The lack of infrastructure to support open science

In this data-driven age, massive amounts of information have to be shared to bring openness to the research. The lack of efficient infrastructure to store and disseminate research data is one of the constraints to open science.

Open, interoperable, effective, and secure infrastructure is needed to handle the abundance of data. Governments around the world ought to allocate dedicated funds to seamlessly disseminate resources through open e-infrastructure.

Exclusive software, tools, high-speed internet, databases, data centers, cloud repositories, and AI-enabled data management are some of the new-age open e-infrastructure components. Open e-infrastructure is not a single device but a vast digital framework that allows interoperability between nations. This could improve the functionality and results of open science that support collaborative work. Open e-infrastructure along with policies that support its implementation can help achieve open science.

Data and intellectual property security challenges

In the mission to attain openness of research, one cannot compromise on personal or sensitive information. With open data comes the constraints of policy violations of sensitive data sharing. Open data without governance policies can be detrimental to the purpose of working towards attaining open science.
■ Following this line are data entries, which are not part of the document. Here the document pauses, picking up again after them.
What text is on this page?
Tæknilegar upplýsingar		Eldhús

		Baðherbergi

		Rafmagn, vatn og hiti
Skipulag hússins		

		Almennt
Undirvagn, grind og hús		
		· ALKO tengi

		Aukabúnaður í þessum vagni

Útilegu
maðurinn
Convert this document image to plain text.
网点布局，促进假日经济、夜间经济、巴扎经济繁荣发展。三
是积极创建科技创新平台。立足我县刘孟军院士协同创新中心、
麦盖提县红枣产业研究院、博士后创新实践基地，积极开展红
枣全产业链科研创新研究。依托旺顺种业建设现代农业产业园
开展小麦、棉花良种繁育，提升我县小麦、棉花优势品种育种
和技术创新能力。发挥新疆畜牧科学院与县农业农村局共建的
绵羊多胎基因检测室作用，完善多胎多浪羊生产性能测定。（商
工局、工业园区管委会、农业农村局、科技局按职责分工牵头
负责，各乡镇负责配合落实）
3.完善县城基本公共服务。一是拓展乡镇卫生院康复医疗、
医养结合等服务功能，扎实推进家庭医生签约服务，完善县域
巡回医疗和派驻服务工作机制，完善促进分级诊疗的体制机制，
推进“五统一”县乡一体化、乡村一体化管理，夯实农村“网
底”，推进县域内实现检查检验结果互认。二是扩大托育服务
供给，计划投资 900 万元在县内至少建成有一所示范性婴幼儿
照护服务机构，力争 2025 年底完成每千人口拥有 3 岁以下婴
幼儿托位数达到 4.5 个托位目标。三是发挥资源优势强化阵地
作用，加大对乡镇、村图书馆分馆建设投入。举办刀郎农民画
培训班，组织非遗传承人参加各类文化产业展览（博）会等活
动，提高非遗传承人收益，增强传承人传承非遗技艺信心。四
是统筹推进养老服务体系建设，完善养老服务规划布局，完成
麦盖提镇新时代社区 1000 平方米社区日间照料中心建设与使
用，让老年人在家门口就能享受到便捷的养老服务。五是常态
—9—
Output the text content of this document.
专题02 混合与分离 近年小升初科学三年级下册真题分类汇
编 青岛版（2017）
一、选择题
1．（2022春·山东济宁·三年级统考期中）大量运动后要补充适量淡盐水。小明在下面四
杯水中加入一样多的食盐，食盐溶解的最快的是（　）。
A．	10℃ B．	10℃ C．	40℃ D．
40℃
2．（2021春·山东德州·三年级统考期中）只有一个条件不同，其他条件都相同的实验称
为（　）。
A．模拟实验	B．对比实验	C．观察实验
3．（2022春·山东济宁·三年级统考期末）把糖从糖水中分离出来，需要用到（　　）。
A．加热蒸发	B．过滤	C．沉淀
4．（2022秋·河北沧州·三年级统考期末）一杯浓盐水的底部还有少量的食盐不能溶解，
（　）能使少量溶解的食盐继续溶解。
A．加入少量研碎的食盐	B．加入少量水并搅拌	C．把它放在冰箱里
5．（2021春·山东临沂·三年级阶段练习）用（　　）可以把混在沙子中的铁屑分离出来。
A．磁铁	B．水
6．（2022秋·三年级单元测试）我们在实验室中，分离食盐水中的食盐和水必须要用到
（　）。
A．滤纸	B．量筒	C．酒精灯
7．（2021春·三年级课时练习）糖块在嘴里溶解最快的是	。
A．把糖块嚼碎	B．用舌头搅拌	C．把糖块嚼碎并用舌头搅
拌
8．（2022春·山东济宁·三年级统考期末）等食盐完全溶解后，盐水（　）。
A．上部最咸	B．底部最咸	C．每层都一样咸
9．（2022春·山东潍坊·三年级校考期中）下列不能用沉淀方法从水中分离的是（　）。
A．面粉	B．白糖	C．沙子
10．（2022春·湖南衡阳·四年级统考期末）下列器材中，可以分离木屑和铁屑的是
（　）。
Openness should be backed by ethical data management of sensitive information. On that account, open data must comply with the data protection laws of the specific region.

GDPR (General Data Protection Regulation) 2018 of the EU ensures the protection of personal data while allowing its lawful exchange and flow. It imposes strict penalties on those who violate privacy standards. The GDPR strives to strike a balance between data privacy and open science.

The need for supporting and regulatory policies

Open science aims to democratize research results, resources, and tools. Knowledge must be transparent and accessible to everyone, and barriers to information must be removed. The secrecy surrounding research results, patents of life-saving medicines, and monopoly of knowledge can hinder the advancement of society and humankind.

For the open science movement to be successful globally, it is critical for governments to mandate and implement clear policies and make research projects backed by the citizen’s tax money accessible to the public. 

Institutional and government policies can help regulate open science and its dissemination. The top three countries with the most open access policies and mandates are the USA, UK, and Turkey. 

Explore some of the open access policies adopted by the US, UK, Brazil, and more. 


Open science helps accomplish significant achievements in the advancement of humanity as a collaborative effort. Improving the rewards and recognition for open science and a positive attitude towards it across the research community are critical to bringing open science into the mainstream. Governments around the world ought to consider implementing robust open access and open science policies. This can help publicly funded open science gain momentum and participation, ultimately resulting in a positive impact on society.

And while open access is certainly a critical and worthwhile endeavor to make research widely available, it may not be the be-all and end-all of research democratization. The research community collectively needs to consider a variety of initiatives to liberate science from the clutches of age-old conventions that hinder its very existence and growth.